Há várias chaves que, segundo a Pingarilho, alcançarão o sucesso de uma empresa no caminho da transformação tecnológica. Uma delas é o envolvimento do CEO da empresa em questões tecnológicas.

 

Citando uma pesquisa realizada pela Logicalis globalmente, em 2016, a atenção dos CEOs foi de 70% focada nas operações e 30% na estratégia, uma porcentagem que deveria ser maior, de acordo com o especialista.

 

"É bom terceirizar a tecnologia e concentrar-se nas questões comerciais, mas não descuidar dos processos", insistiu ele.

 

Por outro lado, o papel do CIO - responsável pelos sistemas - deve evoluir. O CEO da Logicalis para a América Latina, Rodrigo Parreira, disse que assim como os CEOs devem conhecer os processos de transformação tecnológica, os responsáveis pelos sistemas devem estar no negócio, pensando na inovação. "(O CIO) deve ser um tecnólogo, um catalisador e um estrategista", explicou ele. Além disso, Parreira apontou a amplitude das funções desta posição, que não é mais "quem controla que as luzes do centro de dados funcionem corretamente".

 

Em relação à terceirização, Parreira mostrou dados de uma pesquisa regional da empresa, que mostra que 50% das áreas de TI das empresas estão fora das empresas, administradas por terceiros.

 

Inovar ou desaparecer

Parreira mencionou os quatro eixos da transformação digital. A mudança cultural que provocou mudanças no consumo foi a primeira a ser destacada. Por sua vez, a empresa digital, com a mudança nos negócios para mudar o relacionamento com os clientes é de vital importância, de acordo com o CEO.

 

"A tecnologia vai ser o mais importante pólo de produção econômica", explicou ele. Isto se traduz em um aumento das plataformas colaborativas peer-to-peer, nas quais as grandes corporações precisam se envolver. "Muitas empresas incubam startups para alavancar seus conhecimentos e desenvolvimento uma vez que culminam com o processo", disse ele. Finalmente, a mudança na sociedade e na demanda por serviços, foi destacada como o quarto eixo de transformação digital no qual as empresas já estão entrando.

 

Por sua vez, a visão do vice-presidente da Logicalis, Carlos Pinagrilho, foi radical em termos da importância da transformação tecnológica nas empresas da região. "Diz-se que dentro de alguns anos, muitas das empresas que atualmente são powerhouses não existirão porque não serão capazes ou não estarão dispostas a se adaptar e se mover em uma nova direção para executar a transformação digital.
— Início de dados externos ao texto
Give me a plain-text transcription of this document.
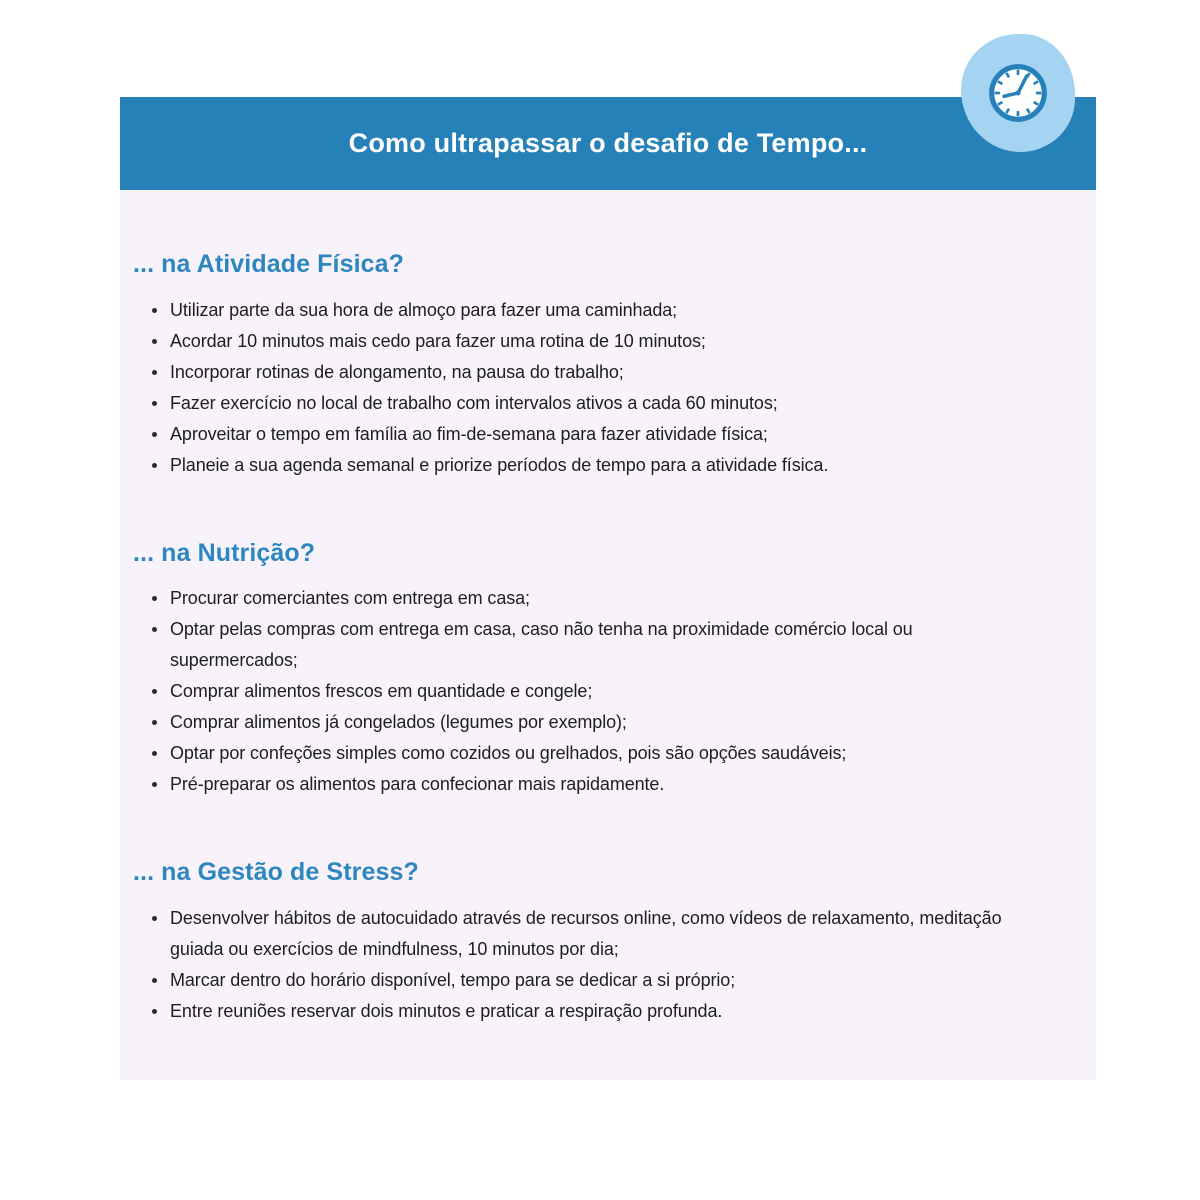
Como ultrapassar o desafio de Tempo...
... na Atividade Física?
Utilizar parte da sua hora de almoço para fazer uma caminhada;
Acordar 10 minutos mais cedo para fazer uma rotina de 10 minutos;
Incorporar rotinas de alongamento, na pausa do trabalho;
Fazer exercício no local de trabalho com intervalos ativos a cada 60 minutos;
Aproveitar o tempo em família ao fim-de-semana para fazer atividade física;
Planeie a sua agenda semanal e priorize períodos de tempo para a atividade física.
... na Nutrição?
Procurar comerciantes com entrega em casa;
Optar pelas compras com entrega em casa, caso não tenha na proximidade comércio local ou supermercados;
Comprar alimentos frescos em quantidade e congele;
Comprar alimentos já congelados (legumes por exemplo);
Optar por confeções simples como cozidos ou grelhados, pois são opções saudáveis;
Pré-preparar os alimentos para confecionar mais rapidamente.
... na Gestão de Stress?
Desenvolver hábitos de autocuidado através de recursos online, como vídeos de relaxamento, meditação guiada ou exercícios de mindfulness, 10 minutos por dia;
Marcar dentro do horário disponível, tempo para se dedicar a si próprio;
Entre reuniões reservar dois minutos e praticar a respiração profunda.
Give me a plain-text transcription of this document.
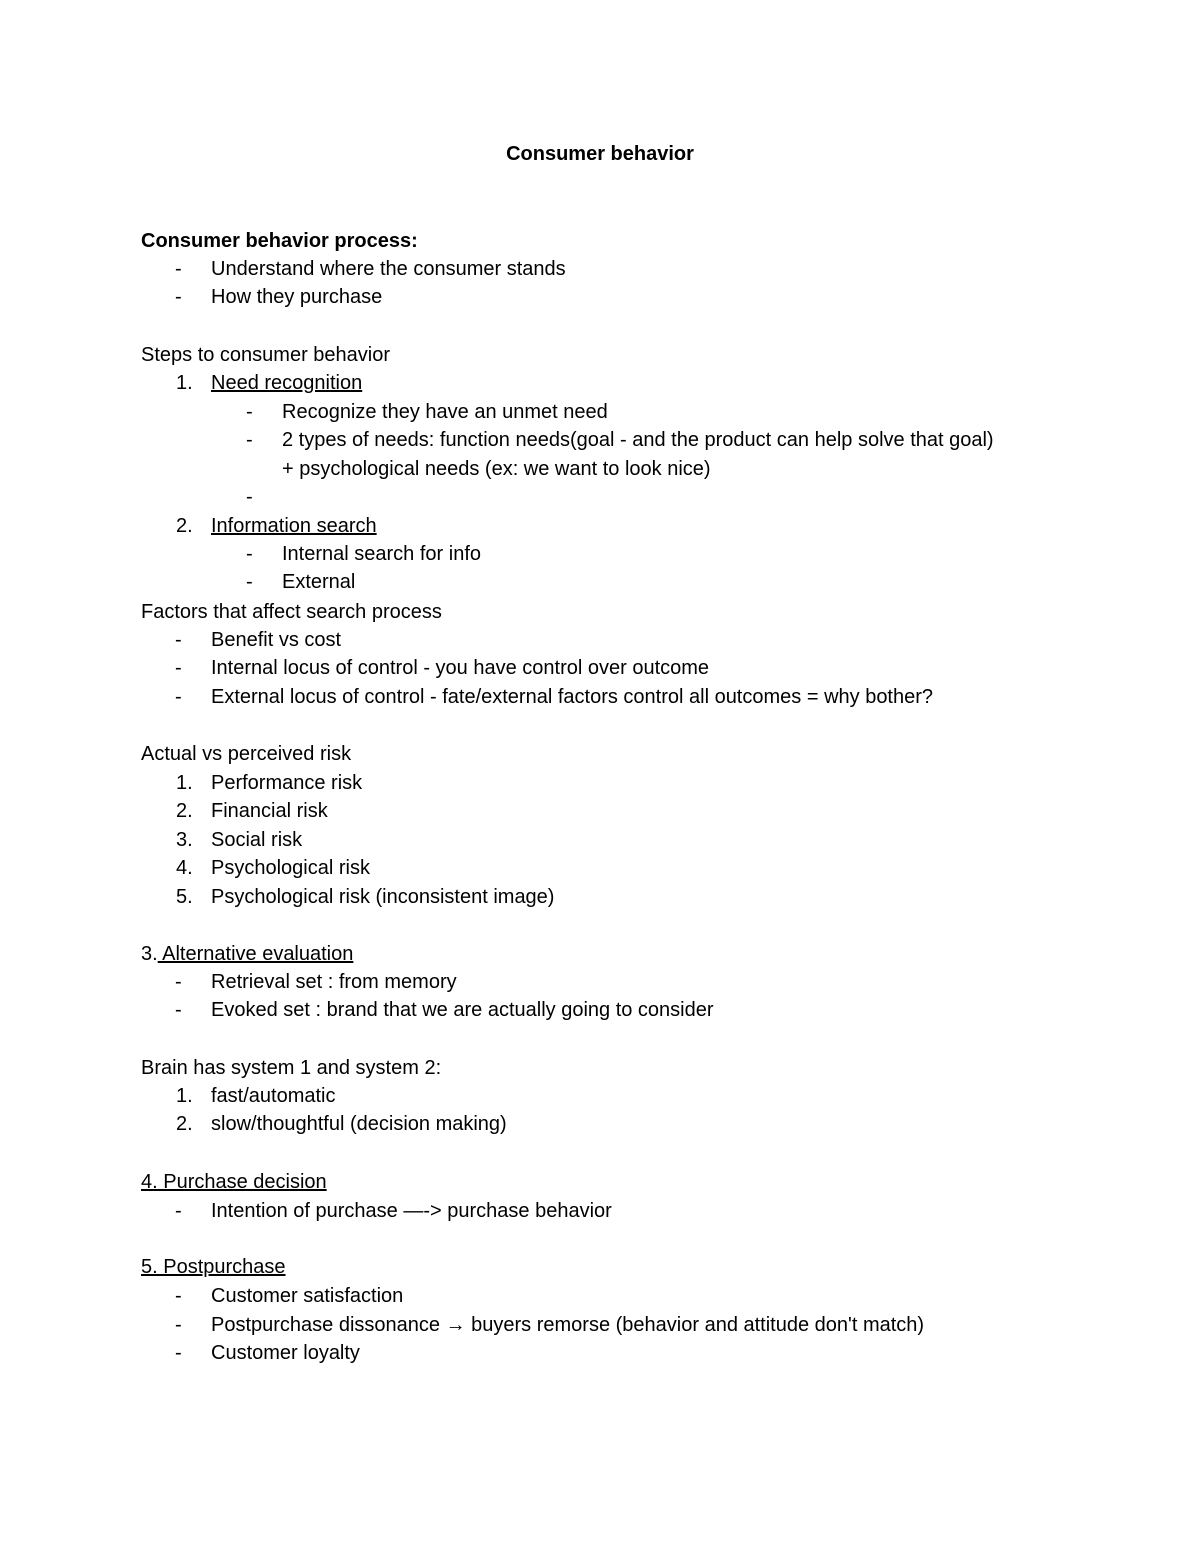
Consumer behavior
Consumer behavior process:
- Understand where the consumer stands
- How they purchase
Steps to consumer behavior
1. Need recognition
- Recognize they have an unmet need
- 2 types of needs: function needs(goal - and the product can help solve that goal)
+ psychological needs (ex: we want to look nice)
-
2. Information search
- Internal search for info
- External
Factors that affect search process
- Benefit vs cost
- Internal locus of control - you have control over outcome
- External locus of control - fate/external factors control all outcomes = why bother?
Actual vs perceived risk
1. Performance risk
2. Financial risk
3. Social risk
4. Psychological risk
5. Psychological risk (inconsistent image)
3. Alternative evaluation
- Retrieval set : from memory
- Evoked set : brand that we are actually going to consider
Brain has system 1 and system 2:
1. fast/automatic
2. slow/thoughtful (decision making)
4. Purchase decision
- Intention of purchase —-> purchase behavior
5. Postpurchase
- Customer satisfaction
- Postpurchase dissonance → buyers remorse (behavior and attitude don't match)
- Customer loyalty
Isso é crítico. Não assumir riscos não existe", disse ele.

 

Ele terminou com um conceito claro: "A tecnologia transforma a vida, e todos nós podemos contribuir para a transformação digital". Empresas, fundamentalmente".

 

Desenvolvimentos ao seu alcance

Durante o primeiro dia da conferência, vários stands foram montados no hotel Sofitel La Reserva Cardales em Buenos Aires, dedicados a demonstrar as soluções em que a Logicalis está trabalhando a nível regional. Uma delas é a chamada "infra-estrutura ágil", para detectar picos de consumo na nuvem, alugá-los quando necessário e deixá-los livres para outro uso no resto do tempo.

 

O Diretor de Desenvolvimento de Negócios, Juan Fernandes, explicou que esta solução é especialmente para sites de comércio eletrônico.

 

Outra inovação é o chamado WiFi NG, que é usado para detectar o caminho de uma pessoa em um lugar, e aprender informações quando ela está conectada a uma rede sem fio.